There is an alternative to this wasteful paradigm,
and its infrastructure is already in place: thrift shopping.
It’s already making a difference, but it has the potential for a much bigger impact. The new product retail market has conditioned us for years to believe “if it’s not new, it’s eww!” Unfortunately, this concept was often accurately perpetuated by thrift stores that were unkept, dingy and took no pride in the presentation of their storefront. One look into most thrift stores 10 – 15 years ago, and “eew!” would have been an understandable knee-jerk response. The average American new-product consumer is largely unaware that thrift stores are coming of age, becoming specialized, cleaner, more efficient and have a higher quality of products.
For today’s earth-conscious consumer, the weighing question now is: how does thrift shopping lower our carbon footprint? No additional energy is required to fill the consumer’s need for a gently used product.
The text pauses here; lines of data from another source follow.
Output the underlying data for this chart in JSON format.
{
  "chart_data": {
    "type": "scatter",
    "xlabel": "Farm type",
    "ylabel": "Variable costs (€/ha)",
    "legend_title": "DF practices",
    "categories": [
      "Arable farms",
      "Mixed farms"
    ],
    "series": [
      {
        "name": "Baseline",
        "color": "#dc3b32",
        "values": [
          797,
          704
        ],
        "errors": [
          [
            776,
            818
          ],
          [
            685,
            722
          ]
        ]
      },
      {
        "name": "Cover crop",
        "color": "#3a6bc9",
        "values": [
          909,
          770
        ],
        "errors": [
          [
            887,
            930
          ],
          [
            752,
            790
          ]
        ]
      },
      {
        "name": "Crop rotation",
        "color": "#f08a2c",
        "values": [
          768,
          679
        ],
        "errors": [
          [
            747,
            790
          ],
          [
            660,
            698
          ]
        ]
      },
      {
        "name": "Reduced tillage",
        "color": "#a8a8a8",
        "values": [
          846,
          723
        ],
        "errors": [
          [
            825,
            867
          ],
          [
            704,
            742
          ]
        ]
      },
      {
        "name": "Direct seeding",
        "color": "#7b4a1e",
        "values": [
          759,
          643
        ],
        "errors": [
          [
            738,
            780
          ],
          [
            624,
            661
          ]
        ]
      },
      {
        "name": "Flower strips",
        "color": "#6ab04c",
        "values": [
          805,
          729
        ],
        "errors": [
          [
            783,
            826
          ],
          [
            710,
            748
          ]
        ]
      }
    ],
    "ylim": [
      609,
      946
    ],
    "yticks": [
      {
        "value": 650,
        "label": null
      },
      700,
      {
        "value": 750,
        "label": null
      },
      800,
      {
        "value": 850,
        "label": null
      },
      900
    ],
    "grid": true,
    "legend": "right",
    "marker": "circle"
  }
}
The fuel of long-haul transport, often from the other side of the earth, has already been burned. The only fuel attached to the item is the car ride over to the donation site. Reused products do not have the weight and waste of excessive packaging and security devices that new products do. Finally, thrift-store shopping diverts reusable items from landfills. That is respectable energy savings.
Thrift shopping connects us to each other: The profits from the sale of repurposed products in charity-run thrift stores directly promote the repurposing of lives in need. Not only do we avoid product waste, through our contributions we help aid another human’s life. In these rough economic times, charities are hit hard, as Americans lose their jobs and re-prioritize their finances. Make sure to read reviews here or a host of other sites to find out what thrift stores support charities.
In making the choice to shop at thrift stores, consumers are taking power back from retailers and marketing campaigns, no longer having to choose between shopping and being charitible or reducing their carbon footprint.